Яркий пример - открытие бозона Хиггса на Большом адронном коллайдере. Это был
самый громкий триумф физики за последние годы. А ведь проект стоимостью почти 9
миллиардов долларов был очень рискованным, никто не мог дать гарантии, что
предсказанная теорией "божественная частица" попадется. Ученые многих
стран своим авторитетом сумели убедить политиков, что нужно раскошелиться на
кругленькую сумму.
Но
ученые рисковали, и Нобелевская премия получена. Впрочем, надо заметить, что
другие обещания физиков, например, с помощью этой машины разобраться с антивеществом,
суперсимметрией, темной материей пока не реализованы. Пока бозон - единственная
крупная удача супердорогого коллайдера. Познание природы обходится человечеству
все дороже. Словом, нужно сочетание масштабности и риска.
И
у нас в ближайшее время должны запустить два мегапроекта: установки "Ника"
в Дубне и "Пик" в Гатчине. Значит, мы в тренде? Появится шанс на
Нобеля?
Николай
Колачевский: Ситуацию я бы сравнил с лотереей. Если ты хочешь выиграть, надо
покупать больше билетов. Американцы и европейцы, как профессиональные игроки на
этом поле, запускают довольно много мегапроектов. А это очень большие деньги.
Конечно,
очень хочется сорвать "банк", имея ограниченный ресурс, вложиться
туда, где высокая вероятность выиграть. Но наука тем интересна, привлекательна
и сложна, что номер выигрышного билета неизвестен. Гарантий прорыва не даст
даже страховой полис. Одно можно сказать наверняка: наши новые установки дадут
принципиально новые знания, а вот насколько они окажутся прорывными, покажут
только эксперименты. Билеты мы покупаем, и это уже повышает наш нобелевский
шанс.
А
нужно нам в нынешней ситуации вообще гнаться за Нобелями? Согласно статистике,
они по карману богатым, лидируют США, Германия, Франция, Англия, Япония.
Николай
Колачевский: Сдавать позиции очень обидно, и я в принципе против такой
упаднической логики. И то, что в сложной экономической ситуации правительство
находит средства для крупных отечественных проектов, дает надежду, что наша
наука вновь выйдет в мировые лидеры. Но этими деньгами надо грамотно распорядиться.

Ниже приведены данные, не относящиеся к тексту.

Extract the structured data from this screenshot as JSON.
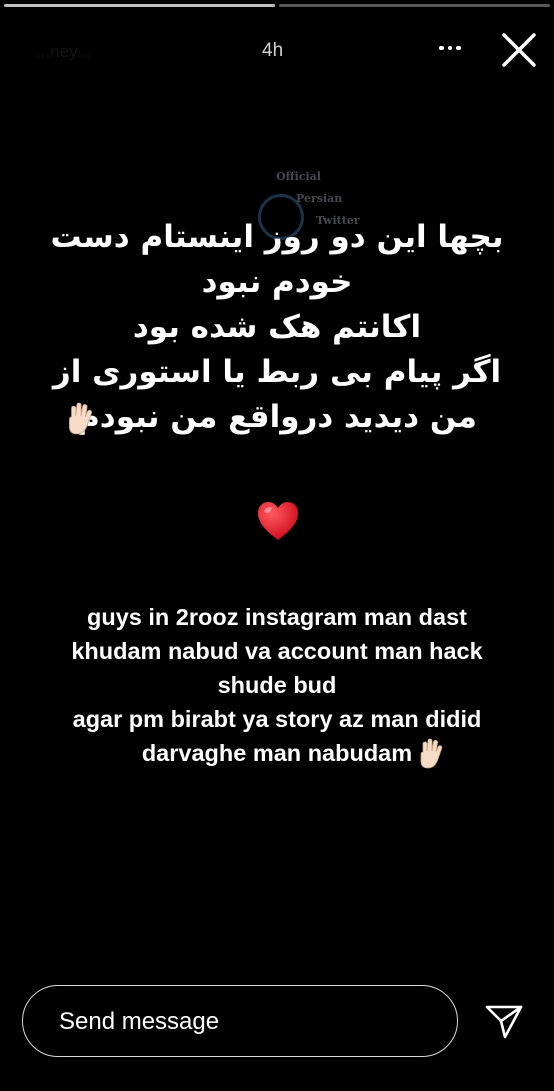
{
  "story": {
    "username": "...ney...",
    "time_ago": "4h",
    "progress_segments": 2,
    "progress_current": 1
  },
  "watermark": {
    "line1": "Official",
    "line2": "Persian",
    "line3": "Twitter"
  },
  "content": {
    "persian_text": "بچها این دو روز اینستام دست\nخودم نبود\nاکانتم هک شده بود\nاگر پیام بی ربط یا استوری از\nمن دیدید درواقع من نبودم",
    "english_text": "guys in 2rooz instagram man dast\nkhudam nabud va account man hack\nshude bud\nagar pm birabt ya story az man didid\ndarvaghe man nabudam",
    "heart_emoji": "heart-icon",
    "hand_emoji": "raised-hand-icon"
  },
  "reply": {
    "placeholder": "Send message"
  },
  "colors": {
    "background": "#000000",
    "text": "#ffffff",
    "heart": "#e0162b"
  }
}
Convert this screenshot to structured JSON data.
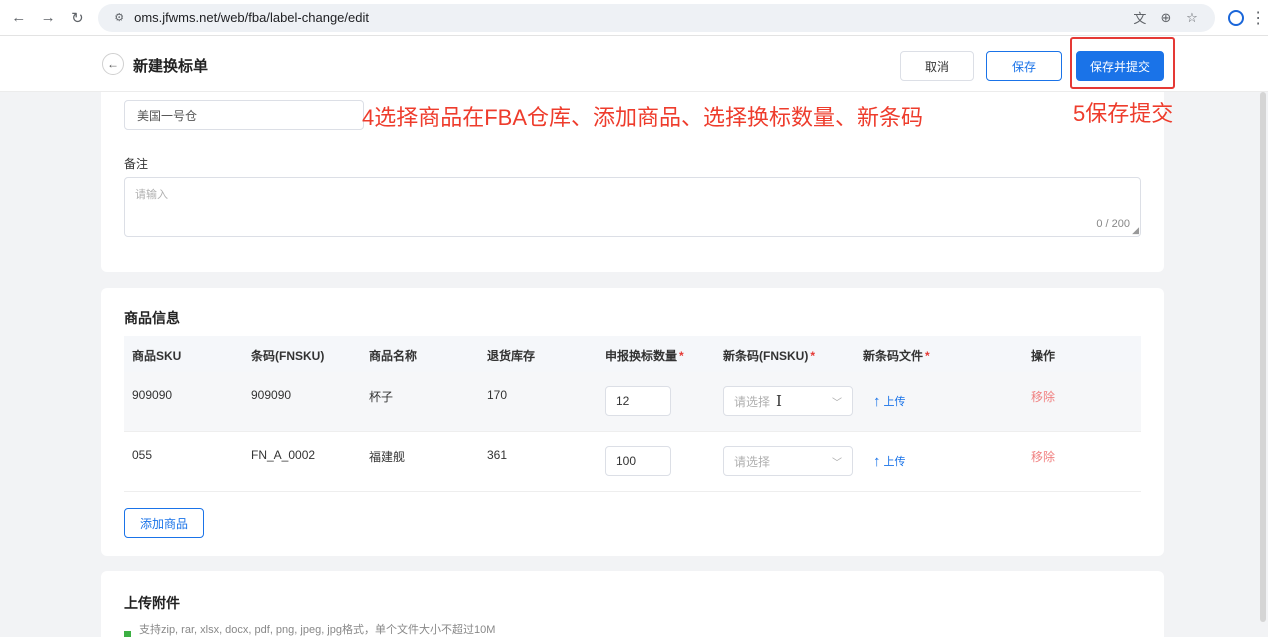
{
  "browser": {
    "url": "oms.jfwms.net/web/fba/label-change/edit"
  },
  "header": {
    "title": "新建换标单",
    "cancel_label": "取消",
    "save_label": "保存",
    "submit_label": "保存并提交"
  },
  "form": {
    "warehouse_value": "美国一号仓",
    "remark_label": "备注",
    "remark_placeholder": "请输入",
    "remark_count": "0 / 200"
  },
  "annotations": {
    "step4": "4选择商品在FBA仓库、添加商品、选择换标数量、新条码",
    "step5": "5保存提交"
  },
  "goods": {
    "title": "商品信息",
    "columns": {
      "sku": "商品SKU",
      "fnsku": "条码(FNSKU)",
      "name": "商品名称",
      "stock": "退货库存",
      "qty": "申报换标数量",
      "new_fnsku": "新条码(FNSKU)",
      "new_file": "新条码文件",
      "action": "操作"
    },
    "required_mark": "*",
    "select_placeholder": "请选择",
    "upload_label": "上传",
    "remove_label": "移除",
    "rows": [
      {
        "sku": "909090",
        "fnsku": "909090",
        "name": "杯子",
        "stock": "170",
        "qty": "12"
      },
      {
        "sku": "055",
        "fnsku": "FN_A_0002",
        "name": "福建舰",
        "stock": "361",
        "qty": "100"
      }
    ],
    "add_label": "添加商品"
  },
  "upload": {
    "title": "上传附件",
    "tip": "支持zip, rar, xlsx, docx, pdf, png, jpeg, jpg格式，单个文件大小不超过10M"
  },
  "colors": {
    "primary": "#1a73e8",
    "annotation": "#ee3c2c",
    "danger": "#f08080"
  }
}
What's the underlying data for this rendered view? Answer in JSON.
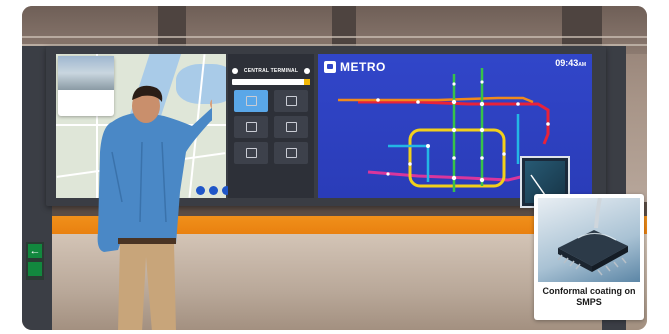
{
  "terminal_panel": {
    "title": "CENTRAL TERMINAL"
  },
  "metro_board": {
    "title": "METRO",
    "clock": "09:43",
    "clock_suffix": "AM"
  },
  "callout": {
    "caption_line1": "Conformal coating on",
    "caption_line2": "SMPS"
  },
  "colors": {
    "metro_background": "#3146c9",
    "platform_stripe": "#e67a0c",
    "map_button": "#1f56c8",
    "line_red": "#e8223a",
    "line_orange": "#f08a1c",
    "line_yellow": "#f2cf1c",
    "line_green": "#37c24a",
    "line_cyan": "#23b7e5",
    "line_magenta": "#d9369c"
  },
  "icons": {
    "metro_logo": "train-icon",
    "exit_sign": "emergency-exit-icon"
  }
}
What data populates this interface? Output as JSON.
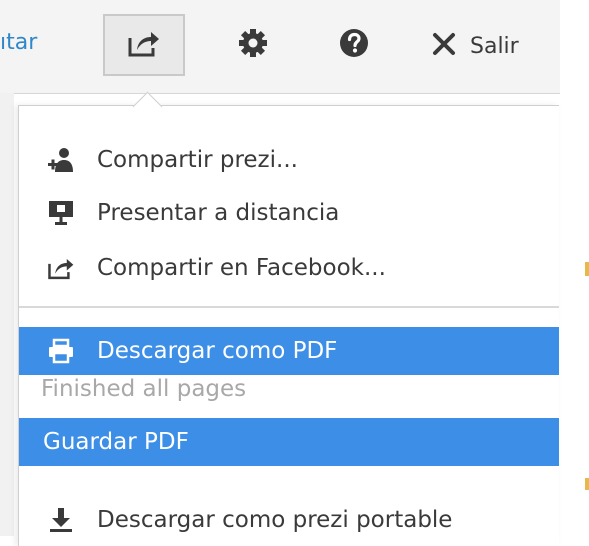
{
  "toolbar": {
    "edit_partial": "ıtar",
    "exit_label": "Salir"
  },
  "menu": {
    "items": [
      {
        "label": "Compartir prezi...",
        "icon": "add-user-icon"
      },
      {
        "label": "Presentar a distancia",
        "icon": "presentation-screen-icon"
      },
      {
        "label": "Compartir en Facebook...",
        "icon": "share-icon"
      },
      {
        "label": "Descargar como PDF",
        "icon": "printer-icon"
      },
      {
        "label": "Descargar como prezi portable",
        "icon": "download-icon"
      }
    ],
    "status_text": "Finished all pages",
    "save_pdf_label": "Guardar PDF"
  },
  "colors": {
    "highlight": "#3d8ee6",
    "link": "#2f86c9",
    "icon": "#3a3a3a",
    "status": "#a8a8a8"
  }
}
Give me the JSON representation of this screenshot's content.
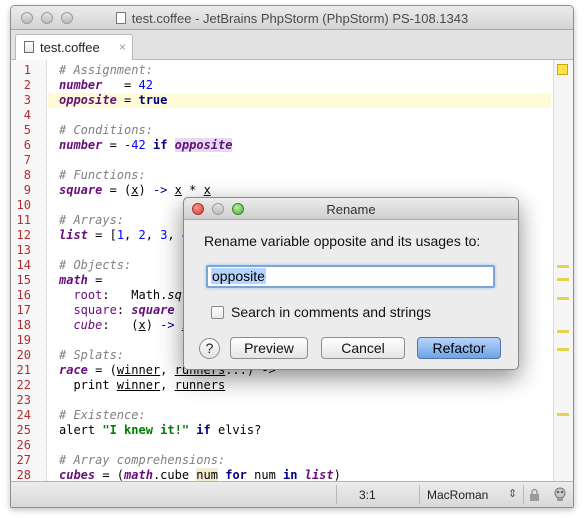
{
  "window": {
    "title": "test.coffee - JetBrains PhpStorm (PhpStorm) PS-108.1343"
  },
  "tabs": [
    {
      "label": "test.coffee",
      "close": "×"
    }
  ],
  "editor": {
    "line_numbers": [
      "1",
      "2",
      "3",
      "4",
      "5",
      "6",
      "7",
      "8",
      "9",
      "10",
      "11",
      "12",
      "13",
      "14",
      "15",
      "16",
      "17",
      "18",
      "19",
      "20",
      "21",
      "22",
      "23",
      "24",
      "25",
      "26",
      "27",
      "28"
    ],
    "current_line": 3
  },
  "status": {
    "position": "3:1",
    "encoding": "MacRoman",
    "encoding_arrow": "⇕"
  },
  "dialog": {
    "title": "Rename",
    "prompt": "Rename variable opposite and its usages to:",
    "input_value": "opposite",
    "checkbox_label": "Search in comments and strings",
    "help_label": "?",
    "buttons": {
      "preview": "Preview",
      "cancel": "Cancel",
      "refactor": "Refactor"
    }
  },
  "colors": {
    "line_number": "#b03030",
    "comment": "#808080",
    "variable": "#660e7a",
    "keyword": "#000080",
    "number": "#0000ff",
    "string": "#008000",
    "current_line_bg": "#fffbd9",
    "primary_button": "#6ea3e8"
  }
}
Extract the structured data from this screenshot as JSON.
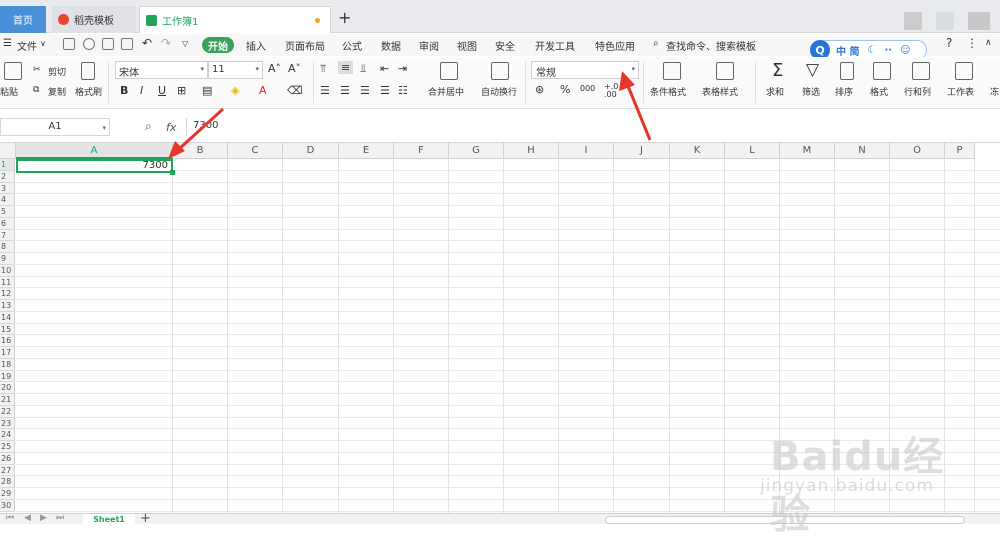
{
  "tabs": {
    "home": "首页",
    "template": "稻壳模板",
    "workbook": "工作簿1",
    "new_tab": "+"
  },
  "menu": {
    "file": "文件",
    "start": "开始",
    "insert": "插入",
    "page_layout": "页面布局",
    "formulas": "公式",
    "data": "数据",
    "review": "审阅",
    "view": "视图",
    "security": "安全",
    "developer": "开发工具",
    "special": "特色应用",
    "search": "查找命令、搜索模板",
    "help": "?"
  },
  "ime": {
    "q": "Q",
    "mode": "中 简"
  },
  "ribbon": {
    "paste": "粘贴",
    "cut": "剪切",
    "copy": "复制",
    "format_painter": "格式刷",
    "font_name": "宋体",
    "font_size": "11",
    "merge_center": "合并居中",
    "wrap_text": "自动换行",
    "number_format": "常规",
    "percent": "%",
    "thousands": "000",
    "decimal_inc": "+.0",
    "decimal_dec": ".00",
    "conditional_format": "条件格式",
    "table_style": "表格样式",
    "sum": "求和",
    "filter": "筛选",
    "sort": "排序",
    "format": "格式",
    "rows_cols": "行和列",
    "worksheet": "工作表",
    "more": "冻"
  },
  "formula_bar": {
    "cell_ref": "A1",
    "fx": "fx",
    "value": "7300"
  },
  "grid": {
    "columns": [
      "A",
      "B",
      "C",
      "D",
      "E",
      "F",
      "G",
      "H",
      "I",
      "J",
      "K",
      "L",
      "M",
      "N",
      "O",
      "P"
    ],
    "rows": [
      "1",
      "2",
      "3",
      "4",
      "5",
      "6",
      "7",
      "8",
      "9",
      "10",
      "11",
      "12",
      "13",
      "14",
      "15",
      "16",
      "17",
      "18",
      "19",
      "20",
      "21",
      "22",
      "23",
      "24",
      "25",
      "26",
      "27",
      "28",
      "29",
      "30"
    ],
    "active_cell_value": "7300"
  },
  "sheets": {
    "active": "Sheet1",
    "add": "+"
  },
  "watermark": {
    "logo": "Baidu经验",
    "url": "jingyan.baidu.com"
  },
  "colors": {
    "accent_green": "#22a35a",
    "annotation_red": "#e8352c",
    "home_tab_blue": "#4a90d9"
  }
}
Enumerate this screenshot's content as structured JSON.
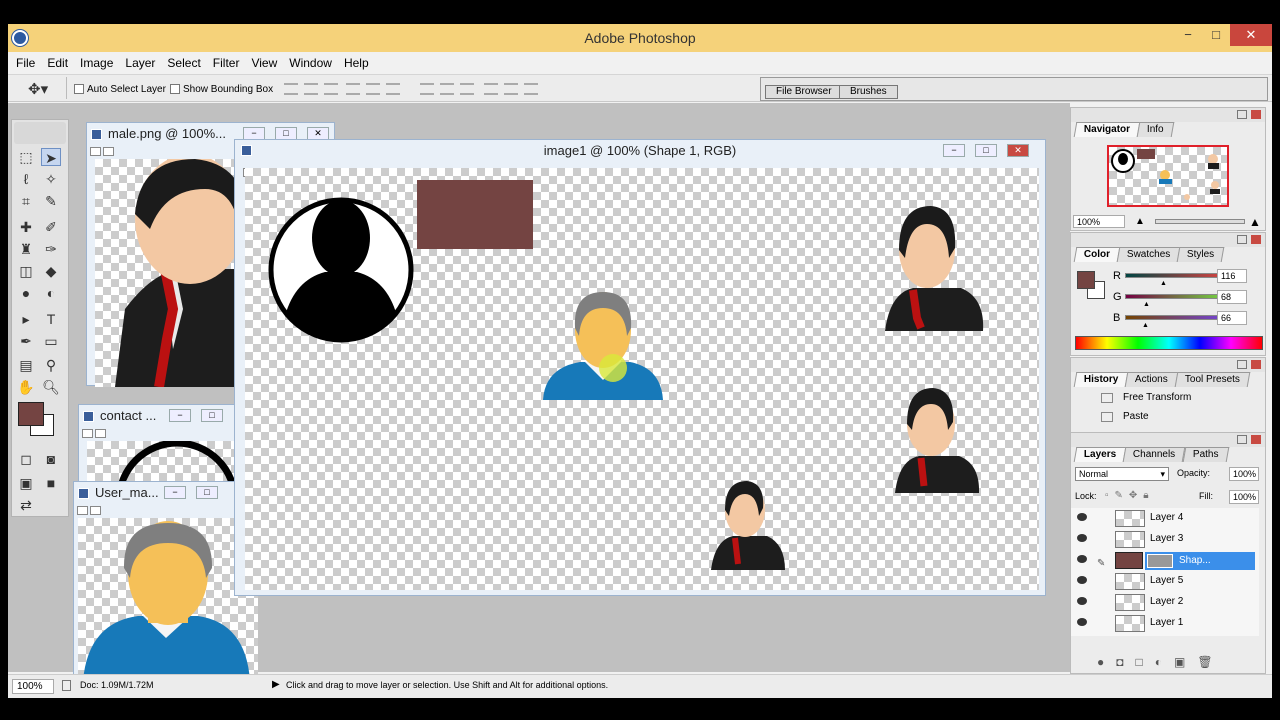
{
  "app": {
    "title": "Adobe Photoshop"
  },
  "window_buttons": {
    "minimize": "−",
    "maximize": "□",
    "close": "✕"
  },
  "menu": [
    "File",
    "Edit",
    "Image",
    "Layer",
    "Select",
    "Filter",
    "View",
    "Window",
    "Help"
  ],
  "options_bar": {
    "auto_select_layer": "Auto Select Layer",
    "show_bounding_box": "Show Bounding Box",
    "file_browser_tab": "File Browser",
    "brushes_tab": "Brushes"
  },
  "documents": {
    "male": {
      "title": "male.png @ 100%..."
    },
    "contact": {
      "title": "contact ..."
    },
    "user": {
      "title": "User_ma..."
    },
    "image1": {
      "title": "image1 @ 100% (Shape 1, RGB)"
    }
  },
  "navigator": {
    "tabs": [
      "Navigator",
      "Info"
    ],
    "zoom": "100%"
  },
  "color_panel": {
    "tabs": [
      "Color",
      "Swatches",
      "Styles"
    ],
    "r_label": "R",
    "g_label": "G",
    "b_label": "B",
    "r": "116",
    "g": "68",
    "b": "66",
    "fg_color": "#744442"
  },
  "history_panel": {
    "tabs": [
      "History",
      "Actions",
      "Tool Presets"
    ],
    "items": [
      "Free Transform",
      "Paste"
    ]
  },
  "layers_panel": {
    "tabs": [
      "Layers",
      "Channels",
      "Paths"
    ],
    "blend_mode": "Normal",
    "opacity_label": "Opacity:",
    "opacity": "100%",
    "lock_label": "Lock:",
    "fill_label": "Fill:",
    "fill": "100%",
    "layers": [
      "Layer 4",
      "Layer 3",
      "Shap...",
      "Layer 5",
      "Layer 2",
      "Layer 1"
    ],
    "selected_layer": "Shap..."
  },
  "status": {
    "zoom": "100%",
    "doc": "Doc: 1.09M/1.72M",
    "hint": "Click and drag to move layer or selection. Use Shift and Alt for additional options."
  },
  "colors": {
    "accent": "#f5d27a",
    "selection": "#3b8fea",
    "close": "#c9463d"
  }
}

Скажем, оперативно перегруппировывать научные кадры под новые задачи. И здесь у
нас серьезные проблемы, наша наука, увы, очень консервативна. На новые идеи нужен
"нюх", их надо чутко и быстро улавливать, быстро реагировать и прощупывать.
Понять, в чем суть идеи? Какова перспектива? Надо ли в нее бросаться? Какими
силами?
Во
времена СССР ФИАН ходил в любимчиках, на него проливался "золотой
дождь". На этом поле, кстати, взросли и Нобели. Какова ситуация сейчас?
Николай
Колачевский: Общий кризис 90-х ударил и по институту. Секвестры, урезания,
сокращения штатов... Зарплаты упали до 25-30 тысяч рублей. Те, кто сумел найти
внебюджетные заказы, получали примерно вдвое больше. Оборудование быстро
устаревает. А наука, тем более физика, без современного инструмента как без
рук. Даже теоретикам нужна проверка их формул.
Для
многих молодых ученых деньги не главное. Им нужны "крутые" задачи,
которые кроме тебя никто не решал
Ситуация
стала меняться после реализации "майских" указов президента страны.
Нам выделено приличное финансирование, думаю, мы выйдем по средней зарплате
исследователей примерно на 80 тысяч рублей. Ожидаем существенную прибавку от
"внебюджетки", так как у промышленности проснулся интерес к научным
разработкам. Если еще недавно бизнес вообще не интересовался, чем там занимается
наша наука, то сейчас они зашевелились. Тут играет роль и политика государства,
которое наконец всерьез заявило, что делает серьезную ставку на науку, и а
также, в определенной мере, и санкции.
Недавно
на встрече главы минобрнауки с победителями школьных олимпиад на ее вопрос, кто
пойдет в науку, только один поднял руку. Ваш комментарий?
Николай
Колачевский: Я давно преподаю в МФТИ и вижу, что сейчас молодежь во многом
другая. Ребята приезжают со всей страны толковые, с очевидным желанием учиться.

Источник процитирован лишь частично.